Что там Кисонька собирался еще говорить, не знаю. Прибежала Зина со штативом для капельницы.
— Инкубатор готовят, кислород сейчас подвезут и... вот! — Штатив она поставила на мой тапочек. Я едва успела выдернуть из него ногу. А систему и лекарство я сейчас принесу! — и медсестра метнулась к двери.
— Не надо! — в один голос сказали Кисонька и детская врачиха.
— Почему? Вы же сами велели...
Зинка стояла на пороге, одна нога в коридоре, вторая еще в палате. Мамирьяна таких торопыг называет "электрометелка с дистанционным управлением".
— Обошлись, — Ираида махнула рукой.
— Ой, а я всем сказала, что негритенок умирает.
— Идиотка! Кретинка! Из какой дыры тебя вытащили? У тебя мозги есть или их при родах выдавили? — Кисонька опять начал орать.
Медсестра расплакалась.
— А что я должна была говорить? Все спрашивают: "зачем? кто велел?" Еще и этот пристает: "как ребенок?" Я и сказала...
— Кто спрашивает?! — застонала Ираида Сергеевна.
— Вот он!
Зинка убралась-таки от двери, и в палату вошел самый красивый мужчина, какого я когда-либо видела. Высокий, выше Темки, худой, но совсем не сутулится. И фигура спортивная и соразмерная. Даже кисти рук красивые. Мамирьяна говорит, что руки больше всего выдают "породу". Что можно научиться одеваться и правильно вести себя, но рабоче-крестьянскую лапу никакой маникюр не исправит. Вошедший был очень породистый! И похожий на богатого спортсмена. Или на актера. Скорее на актера. Лицо у него необычное. И глаза — погибель всех девчонок! Халат на мужчине был такой же, как у Зины — нежно салатного цвета, и застежка на женскую сторону. Но сидел на нем так, словно был дорогущим костюмом, сшитым по спец заказу. Только тапочки немного подкачали — ярко-фиолетовые шлепки на танкетке. Такой же модели, как у нашей медсестры. Но на нем они смотрелись очень стильно. Умение носить одежду — тоже талант. А этот красавчик в любой одежде будет шикарно выглядеть.

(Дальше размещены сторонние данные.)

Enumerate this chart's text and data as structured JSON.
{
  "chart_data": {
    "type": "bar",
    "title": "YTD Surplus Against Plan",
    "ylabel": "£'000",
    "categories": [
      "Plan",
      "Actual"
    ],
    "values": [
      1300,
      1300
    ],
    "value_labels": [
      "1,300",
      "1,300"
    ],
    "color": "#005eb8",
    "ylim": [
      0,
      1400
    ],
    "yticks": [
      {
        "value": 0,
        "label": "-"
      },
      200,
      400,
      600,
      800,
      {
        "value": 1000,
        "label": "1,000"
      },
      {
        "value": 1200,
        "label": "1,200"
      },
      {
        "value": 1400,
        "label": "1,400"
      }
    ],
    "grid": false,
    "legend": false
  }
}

Была бы здесь Мамирьяна, она бы уже стойку на него сделала. Хоть сестричка и говорит, что внешность у мужчины всего лишь дополнение к богатству и уму. Но всегда потом добавляет: "Только очень приятное дополнение".
То, что красавчик из богатых, заметно и без прожектора. А насчет ума — тут надо подождать и послушать. Ведь не молчать же он сюда пришел! И не смотреть, как я ребенка кормлю. Можно подумать, он кормящих женщин не видел. Кисоньке тоже было интересно, как малыш чамкал. А теперь, когда темненький заснул, Юрий Андреевич то на меня глянет, то на красавчика. Как кот, что не может выбрать между куском мяса и куском рыбы.
Или это Кисонькино начальство пришло, которое из-за Зинки его дрючило?
— Зина, это ты его сюда привела? — странным голосом зашипел Юрий Андреевич.
Будто горло у него вдруг заболело.
Медсестра быстро закивала.
— И какого хрена ты это сделала?
Кисонька улыбался и тихо рычал сквозь зубы. Мамирьяну он мне напомнил. Та тоже так часто разговаривает.
— Он сказал, что ему надо пройти, посмотреть. А я сказала, что без халата и тапочек нельзя. А он сказал, что у него есть халат и тапочки. И достал их из кулька. Как фокусник. Ап! Вот кулек, и вот халат! Тогда я сказала, что нужно еще разрешение. И он мне дал... — Зина полезла в карман халатика, но посмотрела на меня и вытащила пустую руку. — Я вам потом... покажу.
Пока медсестра общалась с Кисонькой, мужчина обошел детскую врачиху и остановился возле меня.
— Это ест быть тот жена? — спросил он, глядя почему-то на Юрия Андреевича.
Мамирьяна была бы счастлива! Богатенький красавчик оказался иностранцем.
А вот я от радости не запрыгала. Какая может быть радость, если на меня смотрят, как на товар не первой свежести. Еще и комментируют на ущербно русском.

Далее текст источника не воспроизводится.